HM-DF SNN: Transcending Conventional Online Learning with Advanced Training and Deployment
Zecheng Hao, Yifan Huang, Zijie Xu, Wenxuan Liu, Yuanhong Tang, Zhaofei Yu, Tiejun Huang
TL;DR
This paper introduces Hybrid Mechanism-Driven Firing (HM-DF), a family of online-training-friendly spiking neural networks that separate temporal gradients across firing-threshold regions to resolve forward–backward discrepancies and surrogate-gradient mismatch. By incorporating Precise-Positioning Reset, membrane-potential batch-normalization, and a lightweight channel-attention SECA module, HM-DF achieves gradient alignment and enables full-stage optimization for training and inference with minimal power overhead. The framework employs training-time acceleration (Random Backprop) and inference-time parallelism alongside ultra-low-bit synapses (1-bit/1.5-bit) to compress memory without sacrificing accuracy, and demonstrates state-of-the-art performance on CIFAR-10/100, ImageNet-200/1k, and DVS-CIFAR10. SECA further boosts performance with tiny parameter overhead, yielding up to ~1.80 percentage points gains on neuromorphic data.
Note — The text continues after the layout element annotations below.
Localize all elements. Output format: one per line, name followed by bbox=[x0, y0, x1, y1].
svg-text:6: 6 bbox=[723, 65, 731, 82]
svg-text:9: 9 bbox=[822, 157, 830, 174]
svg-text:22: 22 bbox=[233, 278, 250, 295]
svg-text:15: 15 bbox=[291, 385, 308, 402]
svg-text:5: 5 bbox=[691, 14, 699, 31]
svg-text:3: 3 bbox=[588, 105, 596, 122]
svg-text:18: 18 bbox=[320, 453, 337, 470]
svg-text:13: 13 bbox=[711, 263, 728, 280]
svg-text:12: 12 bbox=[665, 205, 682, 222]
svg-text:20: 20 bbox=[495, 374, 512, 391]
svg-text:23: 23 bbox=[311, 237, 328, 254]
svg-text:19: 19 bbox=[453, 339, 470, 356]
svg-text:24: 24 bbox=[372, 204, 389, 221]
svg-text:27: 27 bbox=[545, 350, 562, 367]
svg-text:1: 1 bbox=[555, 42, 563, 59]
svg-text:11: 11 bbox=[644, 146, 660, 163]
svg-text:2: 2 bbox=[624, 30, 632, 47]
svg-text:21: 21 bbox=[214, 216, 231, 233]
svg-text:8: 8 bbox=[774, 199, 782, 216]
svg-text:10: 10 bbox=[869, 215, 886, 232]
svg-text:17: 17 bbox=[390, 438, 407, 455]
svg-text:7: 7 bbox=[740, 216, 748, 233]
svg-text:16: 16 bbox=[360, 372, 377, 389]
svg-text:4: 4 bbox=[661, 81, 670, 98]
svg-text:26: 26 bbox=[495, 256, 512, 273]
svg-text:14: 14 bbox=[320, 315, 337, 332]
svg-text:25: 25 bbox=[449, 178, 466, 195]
Overall, HM-DF offers a practical, efficient path to high-accuracy online learning and deployment of SNNs in real-world settings.
Abstract
Spiking Neural Networks (SNNs) are considered to have enormous potential in the future development of Artificial Intelligence due to their brain-inspired and energy-efficient properties. Compared to vanilla Spatial-Temporal Back-propagation (STBP) training methods, online training can effectively overcome the risk of GPU memory explosion. However, current online learning framework cannot tackle the inseparability problem of temporal dependent gradients and merely aim to optimize the training memory, resulting in no performance advantages compared to the STBP training models in the inference phase. To address the aforementioned challenges, we propose Hybrid Mechanism-Driven Firing (HM-DF) model, which is a family of advanced models that respectively adopt different spiking calculation schemes in the upper-region and lower-region of the firing threshold. We point out that HM-DF model can effectively separate temporal gradients and tackle the mismatch problem of surrogate gradients, as well as achieving full-stage optimization towards computation speed and memory footprint. Experimental results have demonstrated that HM-DF model can be flexibly combined with various techniques to achieve state-of-the-art performance in the field of online learning, without triggering further power consumption.